Lede
The Central Bank of Iran (CBI) has reportedly acquired more than half a billion dollars worth of Tether’s USDt, as detailed in a report by the blockchain analytics platform Elliptic. According to the findings, the central bank held approximately $507 million in the US dollar-pegged stablecoin issued by Tether. The accumulation of these digital assets began in earnest during a period of extreme economic volatility for the nation. It is indicated that the stablecoins were used specifically to prop up the country’s fiat currency, the rial, which has faced significant downward pressure.
According to Elliptic, the bank likely utilized these digital assets to address the ongoing collapse of the Iranian rial or to facilitate the settlement of international trade. The central bank may have attempted to stem the currency’s decline by purchasing rials with USDt on local exchanges. This strategy effectively allowed the CBI to perform open market operations using cryptoassets, functions that would typically be conducted using traditional cash reserves. By integrating USDt into its financial strategy, the CBI sought to manage liquidity and maintain trade capabilities during a challenging economic period.
Context
The economic background for the central bank’s move into digital assets was characterized by severe currency devaluation. The value of the Iranian rial had halved in a period of just eight months, hitting a record low against the dollar at that time. To facilitate its cryptocurrency operations, the Central Bank of Iran relied on Nobitex, which is recognized as one of the largest digital asset exchanges in Iran. Nobitex was responsible for handling the central bank’s USDt holdings and transactions through the first half of 2025.
However, this arrangement was disrupted in June 2025 when Nobitex suffered a significant security breach. Following the incident, the CBI’s strategy regarding its digital assets underwent a notable shift. Elliptic reported that the bank began sending its USDt to a cross-chain bridge service. This was done to move the funds from the TRON network to the Ethereum blockchain. Subsequently, the assets were exchanged for other digital tokens and transferred to various other blockchains and exchanges. This transition highlights the complexities the central bank faced in managing its digital reserves while navigating security risks and the need for cross-chain interoperability.
Impact
The use of Tether’s stablecoin by a state entity like the CBI has brought focus to the control mechanisms available to private issuers. Elliptic noted that Tether likely maintains the ability to freeze accounts holding USDt, a power that has significant implications for state-level users. This capability was exercised in June 2025 when several digital wallets linked to the Central Bank of Iran were blacklisted. As a result of this action, approximately $37 million worth of USDt was frozen within those specific accounts.
The freezing of these funds illustrates the potential risks for governments using centralized stablecoins as part of their national reserve or trade settlement strategies. While the CBI attempted to diversify its holdings across different blockchains and use bridge services to obfuscate its movements, the initial reliance on USDt left a portion of its assets vulnerable to issuer intervention.
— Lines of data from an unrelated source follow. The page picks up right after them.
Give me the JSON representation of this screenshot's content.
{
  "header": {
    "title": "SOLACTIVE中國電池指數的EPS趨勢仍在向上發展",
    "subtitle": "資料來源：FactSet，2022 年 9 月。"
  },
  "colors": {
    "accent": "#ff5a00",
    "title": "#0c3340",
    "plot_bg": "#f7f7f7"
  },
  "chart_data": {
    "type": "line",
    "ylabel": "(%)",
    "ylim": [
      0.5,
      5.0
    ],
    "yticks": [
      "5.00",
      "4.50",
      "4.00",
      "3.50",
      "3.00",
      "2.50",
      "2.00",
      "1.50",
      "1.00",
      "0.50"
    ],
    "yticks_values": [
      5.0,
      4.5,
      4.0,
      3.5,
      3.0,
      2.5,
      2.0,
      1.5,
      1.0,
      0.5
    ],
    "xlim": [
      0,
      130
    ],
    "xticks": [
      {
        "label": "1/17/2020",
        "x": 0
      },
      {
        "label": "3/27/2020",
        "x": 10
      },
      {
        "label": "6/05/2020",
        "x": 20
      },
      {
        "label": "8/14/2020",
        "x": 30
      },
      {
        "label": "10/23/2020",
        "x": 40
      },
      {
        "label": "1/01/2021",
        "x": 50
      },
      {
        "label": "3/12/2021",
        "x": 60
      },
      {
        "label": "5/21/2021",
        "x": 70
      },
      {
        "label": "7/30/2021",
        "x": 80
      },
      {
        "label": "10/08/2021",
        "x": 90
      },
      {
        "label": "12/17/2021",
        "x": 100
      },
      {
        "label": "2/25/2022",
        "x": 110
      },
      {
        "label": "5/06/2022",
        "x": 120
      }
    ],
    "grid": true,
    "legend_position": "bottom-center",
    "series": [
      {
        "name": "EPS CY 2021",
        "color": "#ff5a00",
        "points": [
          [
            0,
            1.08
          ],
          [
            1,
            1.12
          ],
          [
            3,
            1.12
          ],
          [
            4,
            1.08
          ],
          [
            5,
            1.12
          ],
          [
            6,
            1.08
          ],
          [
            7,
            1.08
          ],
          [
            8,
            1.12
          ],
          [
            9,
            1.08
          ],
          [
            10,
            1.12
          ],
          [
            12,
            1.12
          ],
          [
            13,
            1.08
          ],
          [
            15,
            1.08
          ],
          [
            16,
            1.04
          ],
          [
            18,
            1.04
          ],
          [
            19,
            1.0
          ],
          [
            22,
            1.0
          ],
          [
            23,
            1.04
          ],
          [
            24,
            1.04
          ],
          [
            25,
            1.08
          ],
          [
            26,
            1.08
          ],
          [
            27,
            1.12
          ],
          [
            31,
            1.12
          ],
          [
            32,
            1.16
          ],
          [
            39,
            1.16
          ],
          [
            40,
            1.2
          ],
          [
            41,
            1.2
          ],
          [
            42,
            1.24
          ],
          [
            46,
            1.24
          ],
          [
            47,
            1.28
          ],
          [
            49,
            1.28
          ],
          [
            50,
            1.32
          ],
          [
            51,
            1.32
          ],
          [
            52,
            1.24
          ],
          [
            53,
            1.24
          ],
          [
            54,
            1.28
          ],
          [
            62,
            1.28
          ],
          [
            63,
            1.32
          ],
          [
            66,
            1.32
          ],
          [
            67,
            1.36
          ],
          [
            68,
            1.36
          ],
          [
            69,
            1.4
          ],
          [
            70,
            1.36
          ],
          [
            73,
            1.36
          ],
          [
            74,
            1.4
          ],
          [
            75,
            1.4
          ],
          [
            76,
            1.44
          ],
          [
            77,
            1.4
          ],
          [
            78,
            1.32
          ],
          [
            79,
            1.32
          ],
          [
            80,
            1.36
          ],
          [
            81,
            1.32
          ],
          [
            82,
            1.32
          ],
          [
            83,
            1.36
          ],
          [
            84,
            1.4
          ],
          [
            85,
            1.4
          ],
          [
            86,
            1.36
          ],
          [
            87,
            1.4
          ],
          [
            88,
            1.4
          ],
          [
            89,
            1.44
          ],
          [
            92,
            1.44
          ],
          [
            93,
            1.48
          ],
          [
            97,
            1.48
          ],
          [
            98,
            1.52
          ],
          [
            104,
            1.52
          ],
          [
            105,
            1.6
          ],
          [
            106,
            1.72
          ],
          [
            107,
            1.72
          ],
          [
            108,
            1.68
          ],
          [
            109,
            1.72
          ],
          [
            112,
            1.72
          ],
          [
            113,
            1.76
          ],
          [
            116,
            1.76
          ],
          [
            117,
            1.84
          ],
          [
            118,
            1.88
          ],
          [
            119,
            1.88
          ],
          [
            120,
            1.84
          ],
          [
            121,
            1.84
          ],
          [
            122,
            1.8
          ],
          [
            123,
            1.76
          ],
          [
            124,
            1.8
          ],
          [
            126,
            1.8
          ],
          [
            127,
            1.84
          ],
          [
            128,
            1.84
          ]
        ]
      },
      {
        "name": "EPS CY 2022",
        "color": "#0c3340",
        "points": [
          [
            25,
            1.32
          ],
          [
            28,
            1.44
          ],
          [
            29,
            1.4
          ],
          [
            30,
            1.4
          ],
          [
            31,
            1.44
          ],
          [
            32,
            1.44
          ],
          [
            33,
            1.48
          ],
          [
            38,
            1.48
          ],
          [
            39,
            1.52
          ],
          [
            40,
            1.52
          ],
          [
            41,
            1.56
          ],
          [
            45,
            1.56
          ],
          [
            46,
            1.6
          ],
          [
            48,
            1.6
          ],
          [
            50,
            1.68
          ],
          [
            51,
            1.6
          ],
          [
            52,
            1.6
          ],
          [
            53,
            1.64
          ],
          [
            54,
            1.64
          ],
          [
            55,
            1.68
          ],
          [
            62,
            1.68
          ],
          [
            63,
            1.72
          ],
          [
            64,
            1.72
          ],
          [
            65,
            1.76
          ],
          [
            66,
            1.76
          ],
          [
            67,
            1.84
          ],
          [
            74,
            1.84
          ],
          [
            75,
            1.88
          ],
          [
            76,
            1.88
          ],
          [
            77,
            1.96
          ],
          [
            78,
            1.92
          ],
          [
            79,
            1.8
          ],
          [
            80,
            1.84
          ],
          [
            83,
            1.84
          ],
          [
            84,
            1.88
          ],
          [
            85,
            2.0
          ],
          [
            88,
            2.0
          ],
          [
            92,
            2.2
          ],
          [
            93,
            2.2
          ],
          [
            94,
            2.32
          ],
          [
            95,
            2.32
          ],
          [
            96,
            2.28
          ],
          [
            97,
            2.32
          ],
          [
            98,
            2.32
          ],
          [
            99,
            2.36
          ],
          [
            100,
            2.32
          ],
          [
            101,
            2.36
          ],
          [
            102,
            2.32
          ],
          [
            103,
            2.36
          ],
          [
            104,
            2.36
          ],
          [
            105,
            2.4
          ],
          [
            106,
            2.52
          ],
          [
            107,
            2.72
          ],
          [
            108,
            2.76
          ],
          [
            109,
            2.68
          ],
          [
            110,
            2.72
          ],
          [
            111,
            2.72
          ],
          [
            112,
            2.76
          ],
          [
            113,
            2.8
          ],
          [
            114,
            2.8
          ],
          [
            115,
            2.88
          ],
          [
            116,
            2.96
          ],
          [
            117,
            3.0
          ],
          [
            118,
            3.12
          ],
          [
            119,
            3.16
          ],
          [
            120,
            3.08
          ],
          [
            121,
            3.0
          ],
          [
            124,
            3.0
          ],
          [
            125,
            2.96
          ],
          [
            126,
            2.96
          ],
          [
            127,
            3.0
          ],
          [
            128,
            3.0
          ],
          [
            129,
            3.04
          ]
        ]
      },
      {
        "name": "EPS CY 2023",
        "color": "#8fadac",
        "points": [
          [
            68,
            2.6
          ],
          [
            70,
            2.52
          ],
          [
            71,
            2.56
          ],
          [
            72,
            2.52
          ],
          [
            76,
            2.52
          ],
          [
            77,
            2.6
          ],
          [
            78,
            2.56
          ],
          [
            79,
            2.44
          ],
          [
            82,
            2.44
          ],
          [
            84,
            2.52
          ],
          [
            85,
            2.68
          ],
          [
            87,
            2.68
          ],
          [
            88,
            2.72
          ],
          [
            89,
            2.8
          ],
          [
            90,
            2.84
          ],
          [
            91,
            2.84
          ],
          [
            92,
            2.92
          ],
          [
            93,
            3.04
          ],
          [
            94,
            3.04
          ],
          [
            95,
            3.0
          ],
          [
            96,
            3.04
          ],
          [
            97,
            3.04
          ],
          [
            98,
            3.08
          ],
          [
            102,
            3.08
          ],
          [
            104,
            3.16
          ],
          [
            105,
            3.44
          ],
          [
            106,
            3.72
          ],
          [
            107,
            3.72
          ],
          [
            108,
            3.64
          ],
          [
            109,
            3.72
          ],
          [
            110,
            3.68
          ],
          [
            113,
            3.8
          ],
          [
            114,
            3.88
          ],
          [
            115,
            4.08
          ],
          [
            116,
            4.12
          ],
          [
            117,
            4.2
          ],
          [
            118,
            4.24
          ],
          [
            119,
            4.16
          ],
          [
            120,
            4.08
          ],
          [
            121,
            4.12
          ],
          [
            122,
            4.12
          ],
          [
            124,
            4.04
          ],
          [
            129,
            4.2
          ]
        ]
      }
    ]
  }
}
The incident in June 2025 served as a clear demonstration of how private sector enforcement can impact the financial operations of a national central bank within the digital asset space, potentially limiting the effectiveness of crypto-based open market operations.
Outlook
Despite the challenges faced by the central bank, the broader adoption of digital assets within the country has shown a significant upward trend. Chainalysis reported that the nation’s crypto ecosystem surged to a total value of more than $7.8 billion in 2025. This growth is driven not only by institutional activities but also by the local population. Many residents are increasingly turning to digital assets such as Bitcoin (BTC) as a safe haven to protect their personal wealth from the effects of economic instability and high inflation.
The continued surge in usage suggests that the role of cryptocurrencies in the national economy is expanding. As locals look for alternatives to the volatile rial, digital assets provide a perceived layer of protection against the devaluation of the national currency. While the central bank navigates the difficulties of asset freezes and exchange security, the wider ecosystem appears to be maturing, with a multi-billion dollar valuation reflecting a shift in how financial value is managed and stored in the region. The move toward assets like Bitcoin by the public indicates a growing lack of confidence in traditional fiat systems amidst ongoing economic pressures.